AUKUS: Western Powers Form Controversial Defense Partnership in Pacific Region

On September 15, Australia, the U.K., and the U.S. forged a trilateral strategic defense partnership, named AUKUS after the abbreviations of its member countries’ names, to formalize and strengthen the three countries’ long-standing security cooperation. Described by some analysts as the “Asian NATO,” the defense pact enables the three nations to share military technologies in areas such as cybersecurity, artificial intelligence, and perhaps most consequentially, nuclear-powered submarines. As the first formal multilateral security alliance the U.S. has entered since the Cold War, the creation of AUKUS is fraught with geopolitical ramifications. 

As part of the deal, the U.K. and U.S. will assist Australia in building a modern, nuclear-powered, and conventionally-armed submarine fleet—the first time the U.S. has exported its nuclear-propulsion technology since 1958. Though marketed as an alliance to “better meet the threats of today and tomorrow [in the Indo-Pacific],” the pact and its attendant collaborations are likely targeted against China, which has built up its military presence in the Indo-Pacific region in recent years. In response, the Biden administration has scrambled to solidify a chain of alliances against China, from South Korea and Japan in the north to India in the south. The South China Sea, an area where China has focused much of its recent military buildup, was previously a glaring geographical gap in U.S. strategic alliance. For the Biden administration, AUKUS brings Australia, as well as the U.K., into American Pacific defence policy in attempts to bridge this geographic gap. Situated near Indonesia, Australia can provide critical naval support for potential conflict in the South China Sea. However, to directly operate in the South China Sea, which lies some 1600 miles from mainland Australia, the Royal Australian Navy has to improve its current capabilities. AUKUS seeks to catalyze just that, arming the Royal Australian Navy with Tomahawk long-range cruise missiles and modern nuclear-propelled submarines that can conduct warfare far from the Australian mainland. Continuing a policy that started under the Trump administration, the strategic defense alliance marks U.S. attempts to shift focus towards matching China’s military investment in the Indo-Pacific in the post-Afghanistan era.

As ambitious as AUKUS may seem, it will likely not serve its intended purpose. While the first AUKUS submarine is not expected to be delivered until 2040, China is expected to commission at least six nuclear submarines by 2030. Therefore, AUKUS does little to shift the regional naval power balance. The same is true for long-range strike capabilities. While Australia awaits Tomahawk missiles from its newly-forged allies, China already possesses thousands of ballistic and cruise missiles that can reach the Australian mainland. The power balance is so strongly in China’s favor that a May 2021 report by the state-run Chinese media company Global Times openly threatened to “target military objectives in Australia [with long range warheads] when the situation becomes highly tense.”AUKUS is limited, not only in its timeline but also in its transnational scope. “AUKUS,” an amalgamation of the three member countries’ names, nominally precludes additional membership and suggests that this alliance is not intended to evolve into a multinational NATO counterpart in Asia. Thus, the alliance may have limited practical values beyond its symbolic significance. 

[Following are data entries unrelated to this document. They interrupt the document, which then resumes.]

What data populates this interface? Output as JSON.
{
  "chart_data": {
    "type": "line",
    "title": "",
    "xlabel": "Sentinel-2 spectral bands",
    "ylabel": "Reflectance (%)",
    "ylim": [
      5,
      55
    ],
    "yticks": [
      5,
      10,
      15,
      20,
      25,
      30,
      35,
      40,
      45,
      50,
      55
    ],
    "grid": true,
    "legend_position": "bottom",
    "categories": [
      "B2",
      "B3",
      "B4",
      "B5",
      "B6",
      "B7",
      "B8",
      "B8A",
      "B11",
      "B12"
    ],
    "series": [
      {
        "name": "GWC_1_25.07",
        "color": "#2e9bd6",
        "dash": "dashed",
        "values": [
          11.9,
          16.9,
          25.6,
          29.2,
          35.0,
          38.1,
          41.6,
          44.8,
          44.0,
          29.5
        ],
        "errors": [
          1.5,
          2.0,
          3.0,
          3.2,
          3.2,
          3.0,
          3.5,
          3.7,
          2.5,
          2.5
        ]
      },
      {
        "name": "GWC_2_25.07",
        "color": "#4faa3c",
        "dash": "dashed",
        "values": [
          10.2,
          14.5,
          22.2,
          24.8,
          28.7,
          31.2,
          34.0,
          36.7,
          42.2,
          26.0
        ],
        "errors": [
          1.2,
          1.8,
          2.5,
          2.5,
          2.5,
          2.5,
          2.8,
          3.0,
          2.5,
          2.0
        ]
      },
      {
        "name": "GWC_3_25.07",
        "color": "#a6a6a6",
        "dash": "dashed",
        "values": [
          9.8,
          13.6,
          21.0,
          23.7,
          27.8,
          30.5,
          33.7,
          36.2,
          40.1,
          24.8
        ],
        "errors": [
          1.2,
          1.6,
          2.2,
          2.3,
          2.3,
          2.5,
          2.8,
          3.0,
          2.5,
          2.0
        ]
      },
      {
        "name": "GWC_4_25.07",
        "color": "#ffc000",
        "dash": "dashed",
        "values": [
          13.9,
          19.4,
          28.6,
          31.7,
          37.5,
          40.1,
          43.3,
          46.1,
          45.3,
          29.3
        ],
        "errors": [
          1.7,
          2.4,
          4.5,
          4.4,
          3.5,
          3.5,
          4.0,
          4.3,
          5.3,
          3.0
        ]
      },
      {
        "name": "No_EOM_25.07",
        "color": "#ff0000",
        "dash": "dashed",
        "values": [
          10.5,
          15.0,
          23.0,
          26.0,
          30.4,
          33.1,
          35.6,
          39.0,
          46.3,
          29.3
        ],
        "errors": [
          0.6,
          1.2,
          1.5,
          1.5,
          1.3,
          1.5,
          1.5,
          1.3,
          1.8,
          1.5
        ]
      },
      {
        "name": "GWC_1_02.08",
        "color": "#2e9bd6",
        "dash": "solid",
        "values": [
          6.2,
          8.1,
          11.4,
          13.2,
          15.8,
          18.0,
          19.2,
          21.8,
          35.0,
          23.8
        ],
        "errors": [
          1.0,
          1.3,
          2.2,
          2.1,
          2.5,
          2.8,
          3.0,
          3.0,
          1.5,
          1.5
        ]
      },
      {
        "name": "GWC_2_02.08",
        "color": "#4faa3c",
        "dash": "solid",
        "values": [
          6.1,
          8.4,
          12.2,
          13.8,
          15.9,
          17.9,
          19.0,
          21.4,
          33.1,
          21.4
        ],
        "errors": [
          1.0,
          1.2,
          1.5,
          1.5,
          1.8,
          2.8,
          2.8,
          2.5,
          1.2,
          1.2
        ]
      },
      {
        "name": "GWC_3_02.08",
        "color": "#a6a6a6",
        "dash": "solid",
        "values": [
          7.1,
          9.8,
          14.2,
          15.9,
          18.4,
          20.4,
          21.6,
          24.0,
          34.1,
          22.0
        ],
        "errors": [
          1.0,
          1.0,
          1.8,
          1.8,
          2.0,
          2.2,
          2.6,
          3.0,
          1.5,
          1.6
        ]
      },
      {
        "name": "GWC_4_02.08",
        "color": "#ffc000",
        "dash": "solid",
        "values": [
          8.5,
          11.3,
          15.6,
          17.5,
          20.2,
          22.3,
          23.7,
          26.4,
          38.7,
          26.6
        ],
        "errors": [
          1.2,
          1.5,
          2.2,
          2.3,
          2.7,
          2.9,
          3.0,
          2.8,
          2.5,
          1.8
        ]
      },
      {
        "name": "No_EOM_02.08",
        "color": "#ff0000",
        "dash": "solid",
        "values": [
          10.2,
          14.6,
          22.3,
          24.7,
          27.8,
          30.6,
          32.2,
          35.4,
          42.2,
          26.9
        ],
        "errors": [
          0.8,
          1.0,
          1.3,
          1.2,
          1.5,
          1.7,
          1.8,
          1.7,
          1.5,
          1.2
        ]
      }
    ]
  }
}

International blowback in the wake of AUKUS proved swift, not least of which from European nations like France. In 2016, Australia contracted the French Naval Group corporation to build 12 Attack-class diesel-electric submarines at a cost of $90 billion. Following the announcement of AUKUS, which effectively terminated this program, French politician and Minister for Europe and Foreign Affairs Jean-Yves Le Drian decried the move as “a stab in the back,” adding that “we had established a relationship of trust with Australia, this trust has been betrayed.” Despite the angry response, AUKUS is unlikely to undermine France’s relationship with either of the three countries involved, since it is historically rare for arms deals to break up relationships between long-time allies. Other opposition comes from anti-nuclear environmentalists. Australia’s Green Party leader, Adam Bandt, criticized the deal as “floating Chernobyls in the heart of Australia’s cities,” citing potential safety hazards. Some fear that the deal is the Australian government’s metaphorical “Trojan Horse” for introducing nuclear power to the civilian industry. Indeed, the reactor technology of nuclear-propulsion, though advanced, is remarkably similar to civilian reactor technology. Therefore, to the ire of domestic advocates, Australia can easily transfer what it would learn from nuclear-propulsion to the construction of civilian reactors and even develop atomic bombs. There is currently no country in the world that operates nuclear submarines without a nuclear weapons arsenal. Therefore, AUKUS has the potential of breaching the Nuclear Non-Proliferation Treaty. While AUKUS started with ambitious promises and tremendous symbolic significance, it angered a plethora of groups and may have limited military values.